Texto: Fausto Salvadori | fausto@saopaulo.sp.leg.br
“Haverá nesta cidade e em cada uma das vilas um prefeito.” Era o que dizia a lei estadual número 18, que, em 11 de abril de 1835, criou “o emprego de prefeito” nos municípios paulistas.
Era uma mudança e tanto. Afinal, desde a criação da Câmara Municipal da vila de São Paulo de Piratininga, em 1560, os vereadores haviam reinado como autoridade única para todos os assuntos em terras paulistanas.
Por mais de dois séculos, os vereadores foram muito mais do que legisladores: assumiram papéis de prefeitos, juízes, ministros de Relações Exteriores, Banco Central e o que mais aparecesse. Cuidavam da administração municipal, julgavam questões judiciais, assinaram tratados internacionais de comércio com as vilas da América Espanhola, declararam guerras e ainda ditavam o valor da moeda local.
Por mais de dois séculos, os vereadores foram muito mais do que legisladores: assumiram papéis de prefeitos, juízes, ministros de Relações Exteriores, Banco Central e o que mais aparecesse.
Não que tivessem muita alternativa. Nos tempos do Brasil Colônia, os paulistanos estavam tão isolados que não conseguiriam se submeter às leis da metrópole portuguesa nem se quisessem muito, porque nem sabiam quais eram. Desprovidos de 5G, Wi-Fi ou mesmo de uma singela biblioteca, não tinham como ter acesso ao texto das Ordenações, conjunto de leis estabelecidas pelo poder real português para tratar do direito judiciário, administrativo, penal e civil. A Câmara Municipal só foi receber seu primeiro exemplar das Ordenações quando contava com quase um século de existência — e, mesmo assim, um único exemplar quase ilegível de tão estropiado.
O fato é que Portugal, interessado principalmente em explorar riquezas como cana-de-açúcar ou pedras preciosas, não estava nem aí para São Paulo, um lugarejo miserável que não tinha nada disso e, para piorar, ficava longe de tudo, a 780 metros de altura, no topo de uma Serra do Mar que funcionava como uma barreira que a maioria evitava percorrer.
Poeirenta e imperial
A situação começou a mudar em agosto de 1822, quando o príncipe regente português dom Pedro deixou a capital, no Rio de Janeiro, e subiu a serra para aplacar uma das constantes rebeliões promovidas pelos paulistas contra a autoridade central. Resolvido o problema, com a destituição de um governo contrário aos interesses do príncipe e a deportação dos rebeldes para a capital, dom Pedro ainda ficou mais alguns dias em terras paulistas, onde conheceu Domitila de Castro, a futura Marquesa de Santos, que se tornaria sua principal amante.

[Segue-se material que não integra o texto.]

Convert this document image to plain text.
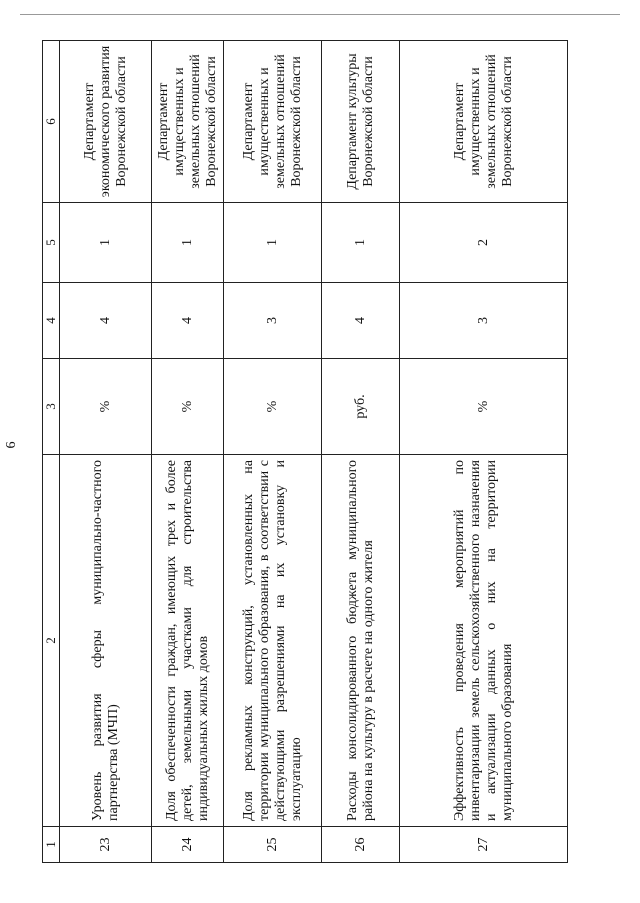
6
1	2	3	4	5	6
23	Уровень развития сферы муниципально-частного партнерства (МЧП)	%	4	1	Департамент экономического развития Воронежской области
24	Доля обеспеченности граждан, имеющих трех и более детей, земельными участками для строительства индивидуальных жилых домов	%	4	1	Департамент имущественных и земельных отношений Воронежской области
25	Доля рекламных конструкций, установленных на территории муниципального образования, в соответствии с действующими разрешениями на их установку и эксплуатацию	%	3	1	Департамент имущественных и земельных отношений Воронежской области
26	Расходы консолидированного бюджета муниципального района на культуру в расчете на одного жителя	руб.	4	1	Департамент культуры Воронежской области
27	Эффективность проведения мероприятий по инвентаризации земель сельскохозяйственного назначения и актуализации данных о них на территории муниципального образования	%	3	2	Департамент имущественных и земельных отношений Воронежской области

"uma cidadezinha poeirenta e pobre, onde as cobras atravessavam as ruas mal calçadas" Roberto Pompeu de Toledo em A capital da solidão.
Pois foi nessa cidade, em 7 de setembro, que a comitiva real de dom Pedro parou junto às margens plácidas do Riacho do Ipiranga para que o príncipe pudesse se aliviar da intensa diarreia que o perseguia ao longo do dia. Nesse momento, foram alcançados por dois emissários a cavalo. Eles traziam uma carta do Parlamento português informando que havia decretado a limitação do poder do príncipe regente, acompanhado de comentários escritos pela esposa de Pedro, Maria Leopoldina, e de José Bonifácio de Andrada e Silva, seu ministro e braço direito, ambos o aconselhando a tomar uma atitude imediata contra Portugal. O monarca de 24 anos não deixou por menos. Mesmo doente, arrumou forças para, do alto da mulinha que o conduzia, proclamar a independência do Brasil.
Pela importância que teve na Independência, São Paulo recebeu, no ano seguinte, o título de Cidade Imperial. Honrarias à parte, continuava a ser “uma cidadezinha poeirenta e pobre, onde as cobras atravessavam as ruas mal calçadas”, na descrição do jornalista Roberto Pompeu de Toledo em A capital da solidão.
A Câmara Municipal dividia espaço com a cadeia e o açougue, em um casarão assobradado no Largo de São Gonçalo (atual Praça João Mendes). As sessões de vereadores aconteciam no andar superior do casarão, enquanto os presos ficavam trancafiados no térreo e passavam o dia nas janelas das celas conversando com quem passava na rua.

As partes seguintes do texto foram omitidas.